Glyphoglossus volzi
- Conservation status: Least Concern (IUCN 3.1)

Scientific classification
- Kingdom: Animalia
- Phylum: Chordata
- Class: Amphibia
- Order: Anura
- Family: Microhylidae
- Genus: Glyphoglossus
- Species: G. volzi
- Binomial name: Glyphoglossus volzi (van Kampen, 1905)
- Synonyms: Dyscophina volzi van Kampen, 1905 ; Calluella volzi (van Kampen, 1905) ;

= Glyphoglossus volzi =

- Authority: (van Kampen, 1905)
- Conservation status: LC

Species of frog

Glyphoglossus volzi, also known as Sumatra squat frog, is a species of frog in the family Microhylidae. It is endemic to Sumatra, Indonesia. The specific name volzi honours Dr Walter Volz, a Swiss zoologist and traveller.

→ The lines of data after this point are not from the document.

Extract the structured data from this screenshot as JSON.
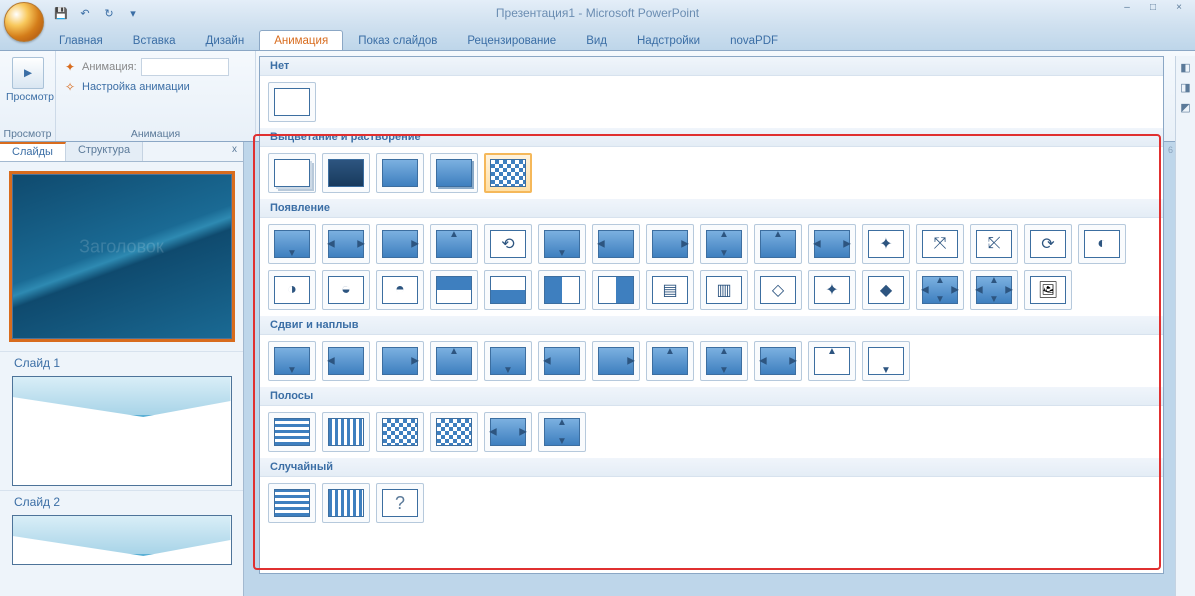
{
  "app": {
    "title_doc": "Презентация1",
    "title_app": "Microsoft PowerPoint"
  },
  "qat": {
    "save": "💾",
    "undo": "↶",
    "redo": "↻",
    "more": "▾"
  },
  "tabs": {
    "home": "Главная",
    "insert": "Вставка",
    "design": "Дизайн",
    "animation": "Анимация",
    "slideshow": "Показ слайдов",
    "review": "Рецензирование",
    "view": "Вид",
    "addins": "Надстройки",
    "novapdf": "novaPDF"
  },
  "ribbon": {
    "preview_btn": "Просмотр",
    "preview_group": "Просмотр",
    "anim_label": "Анимация:",
    "anim_setup": "Настройка анимации",
    "anim_group": "Анимация"
  },
  "gallery": {
    "cat_none": "Нет",
    "cat_fade": "Выцветание и растворение",
    "cat_appear": "Появление",
    "cat_push": "Сдвиг и наплыв",
    "cat_bars": "Полосы",
    "cat_random": "Случайный",
    "question": "?"
  },
  "leftpanel": {
    "slides_tab": "Слайды",
    "outline_tab": "Структура",
    "close": "x",
    "slide1": "Слайд 1",
    "slide2": "Слайд 2",
    "thumb_title": "Заголовок"
  },
  "ruler_tick": "6"
}
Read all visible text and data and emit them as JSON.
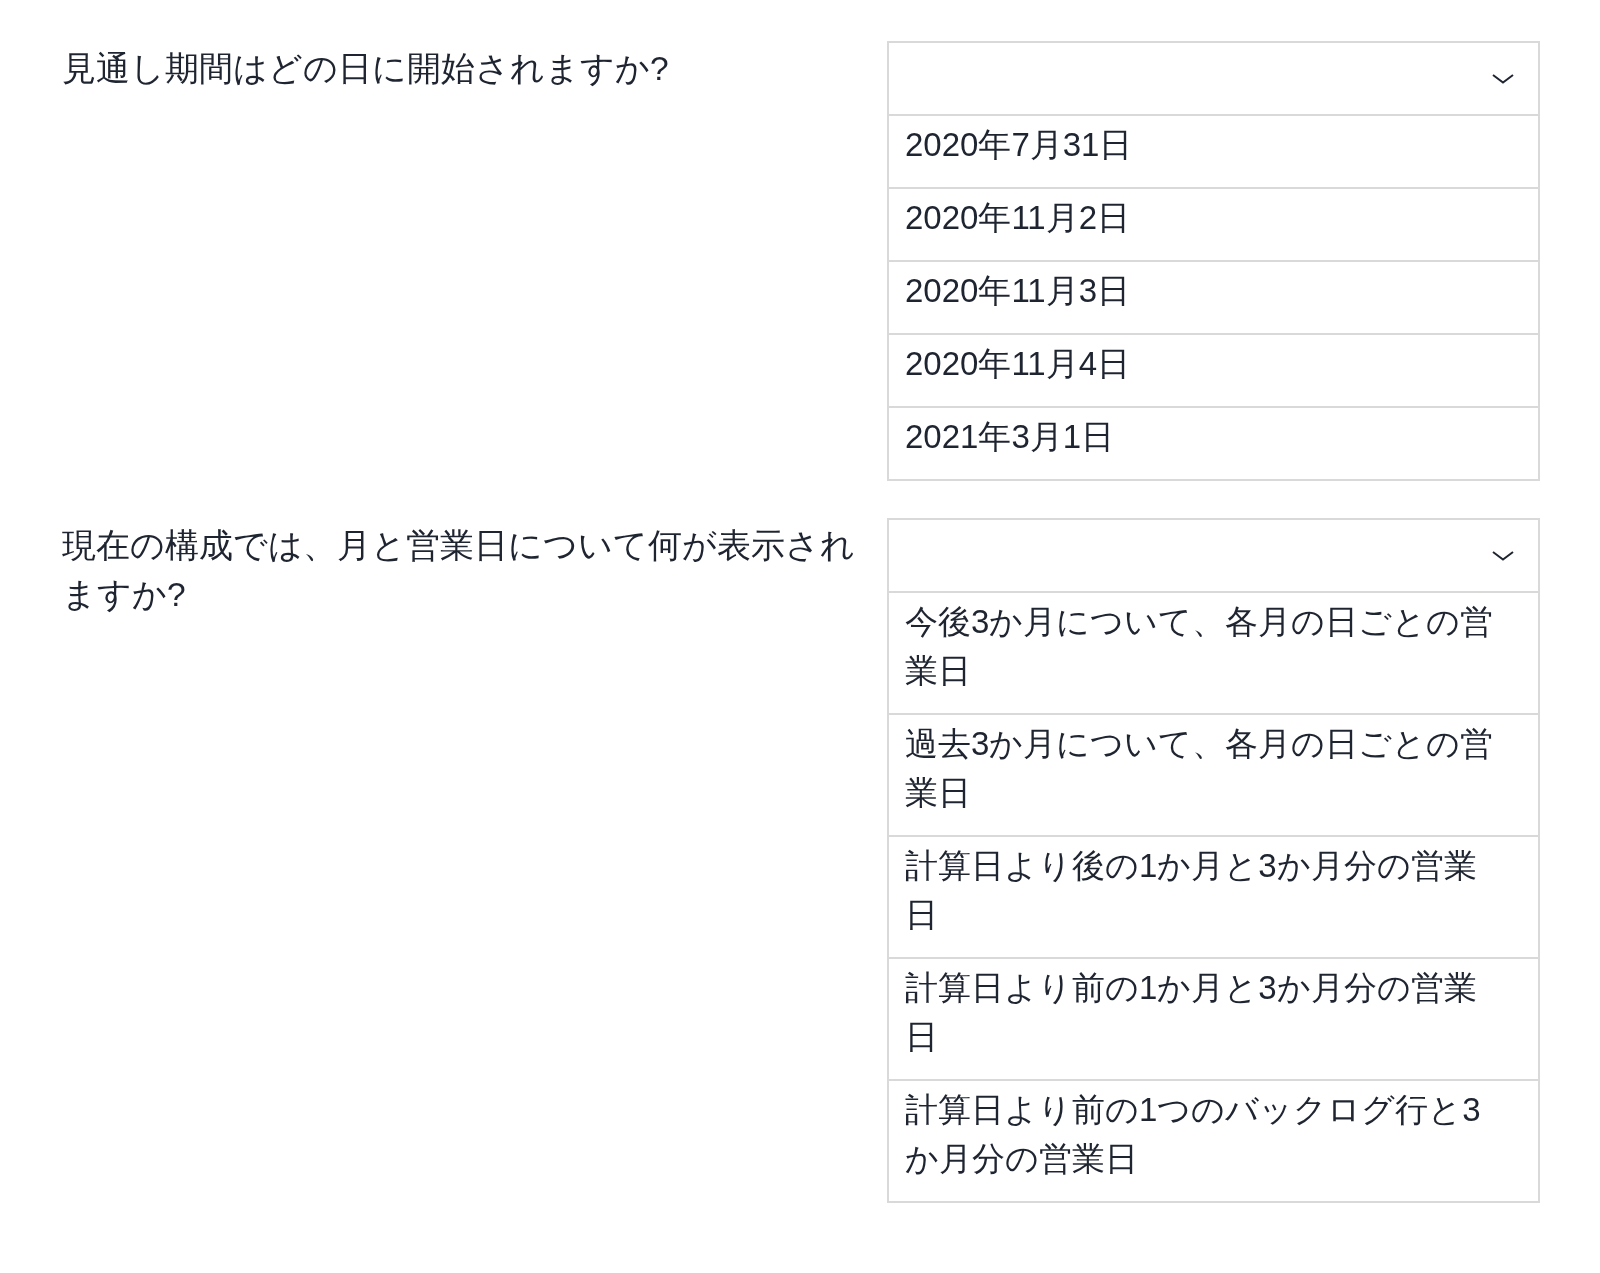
{
  "questions": [
    {
      "prompt": "見通し期間はどの日に開始されますか?",
      "options": [
        "2020年7月31日",
        "2020年11月2日",
        "2020年11月3日",
        "2020年11月4日",
        "2021年3月1日"
      ]
    },
    {
      "prompt": "現在の構成では、月と営業日について何が表示されますか?",
      "options": [
        "今後3か月について、各月の日ごとの営業日",
        "過去3か月について、各月の日ごとの営業日",
        "計算日より後の1か月と3か月分の営業日",
        "計算日より前の1か月と3か月分の営業日",
        "計算日より前の1つのバックログ行と3か月分の営業日"
      ]
    }
  ]
}
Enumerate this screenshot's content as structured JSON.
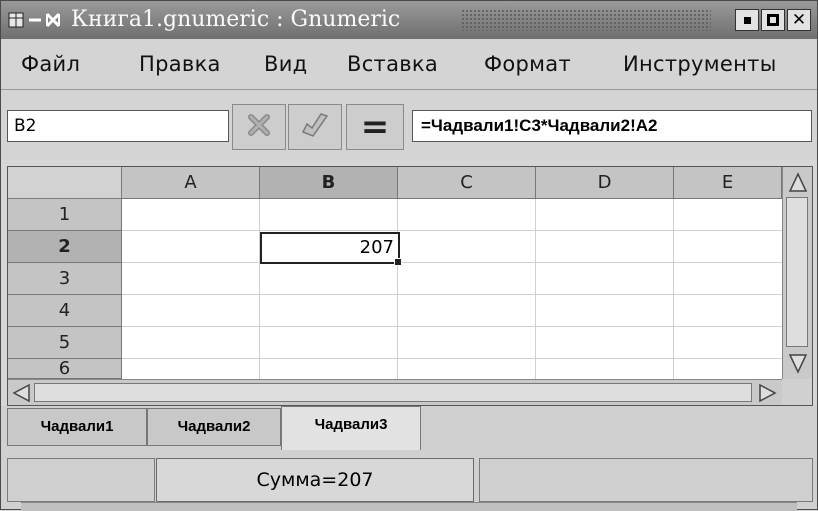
{
  "window": {
    "title": "Книга1.gnumeric : Gnumeric",
    "app_icon": "spreadsheet-icon",
    "buttons": [
      "minimize-icon",
      "maximize-icon",
      "close-icon"
    ]
  },
  "menu": {
    "items": [
      "Файл",
      "Правка",
      "Вид",
      "Вставка",
      "Формат",
      "Инструменты"
    ]
  },
  "formula_bar": {
    "name_box": "B2",
    "cancel_icon": "cancel-icon",
    "accept_icon": "accept-icon",
    "equals_label": "=",
    "formula": "=Чадвали1!C3*Чадвали2!A2"
  },
  "grid": {
    "columns": [
      "A",
      "B",
      "C",
      "D",
      "E"
    ],
    "rows": [
      "1",
      "2",
      "3",
      "4",
      "5",
      "6"
    ],
    "selected_column": "B",
    "selected_row": "2",
    "cells": {
      "B2": "207"
    }
  },
  "sheets": {
    "tabs": [
      "Чадвали1",
      "Чадвали2",
      "Чадвали3"
    ],
    "active": "Чадвали3"
  },
  "status": {
    "sum": "Сумма=207"
  }
}
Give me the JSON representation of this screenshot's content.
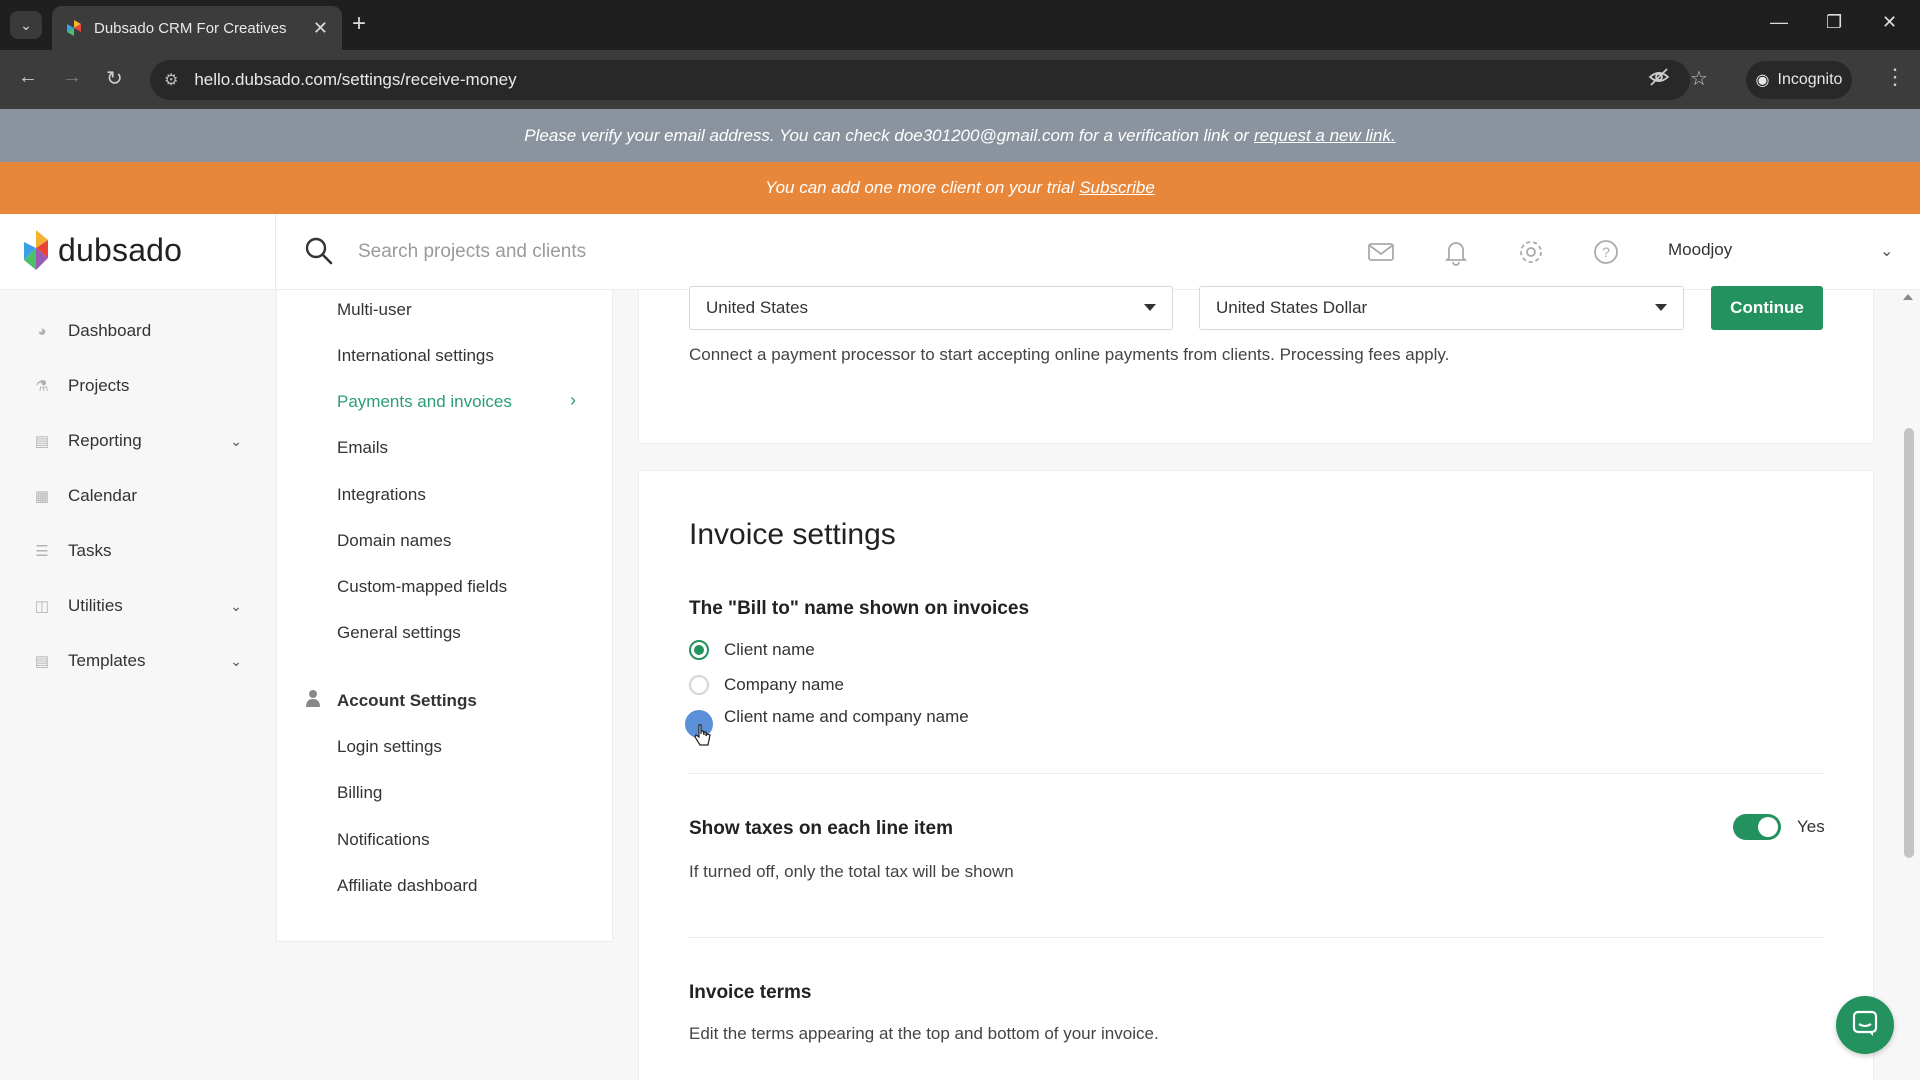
{
  "browser": {
    "tab_title": "Dubsado CRM For Creatives",
    "url": "hello.dubsado.com/settings/receive-money",
    "incognito_label": "Incognito"
  },
  "banners": {
    "verify_text": "Please verify your email address. You can check doe301200@gmail.com for a verification link or",
    "verify_link": "request a new link.",
    "trial_text": "You can add one more client on your trial",
    "trial_link": "Subscribe"
  },
  "header": {
    "logo_text": "dubsado",
    "search_placeholder": "Search projects and clients",
    "user_name": "Moodjoy"
  },
  "leftnav": {
    "items": [
      {
        "label": "Dashboard"
      },
      {
        "label": "Projects"
      },
      {
        "label": "Reporting"
      },
      {
        "label": "Calendar"
      },
      {
        "label": "Tasks"
      },
      {
        "label": "Utilities"
      },
      {
        "label": "Templates"
      }
    ]
  },
  "settings_menu": {
    "items": [
      {
        "label": "Multi-user"
      },
      {
        "label": "International settings"
      },
      {
        "label": "Payments and invoices"
      },
      {
        "label": "Emails"
      },
      {
        "label": "Integrations"
      },
      {
        "label": "Domain names"
      },
      {
        "label": "Custom-mapped fields"
      },
      {
        "label": "General settings"
      }
    ],
    "account_section": "Account Settings",
    "account_items": [
      {
        "label": "Login settings"
      },
      {
        "label": "Billing"
      },
      {
        "label": "Notifications"
      },
      {
        "label": "Affiliate dashboard"
      }
    ]
  },
  "payments": {
    "country": "United States",
    "currency": "United States Dollar",
    "continue_label": "Continue",
    "connect_text": "Connect a payment processor to start accepting online payments from clients. Processing fees apply."
  },
  "invoice_settings": {
    "title": "Invoice settings",
    "bill_to_heading": "The \"Bill to\" name shown on invoices",
    "bill_to_options": [
      {
        "label": "Client name",
        "selected": true
      },
      {
        "label": "Company name",
        "selected": false
      },
      {
        "label": "Client name and company name",
        "selected": false
      }
    ],
    "taxes_heading": "Show taxes on each line item",
    "taxes_description": "If turned off, only the total tax will be shown",
    "taxes_toggle_label": "Yes",
    "taxes_enabled": true,
    "terms_heading": "Invoice terms",
    "terms_description": "Edit the terms appearing at the top and bottom of your invoice."
  },
  "colors": {
    "accent": "#23925f",
    "trial_banner": "#e8873a",
    "verify_banner": "#8b949e"
  }
}
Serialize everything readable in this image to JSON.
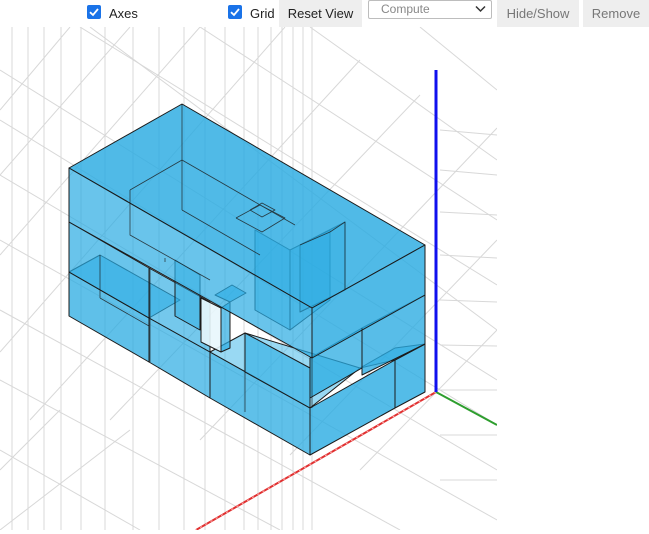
{
  "toolbar": {
    "axes_label": "Axes",
    "axes_checked": true,
    "grid_label": "Grid",
    "grid_checked": true,
    "reset_view_label": "Reset View",
    "compute_placeholder": "Compute",
    "hide_show_label": "Hide/Show",
    "remove_label": "Remove"
  },
  "viewport": {
    "background_color": "#ffffff",
    "grid_color": "#d8d8d8",
    "box_fill_color": "#29abe2",
    "edge_color": "#1b1b1b",
    "axis_x_color": "#e03030",
    "axis_y_color": "#2e9e2e",
    "axis_z_color": "#1010ee"
  }
}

Glyphoglossus volzi is a poorly known species occurring in lowland primary forest at elevations of 50–980 m above sea level. It is only known from few specimens, but this likely reflects the lack of suitable sampling methods for what is likely a fossorial species. It probably lays its eggs in pools of standing water on the forest floor. The main threat to this species is clear-cutting of lowland tropical rainforest for oil palm plantations, small-holder agriculture, and wood extraction. It is present in the Bukit Barisan Selatan National Park and may be present in other protected areas.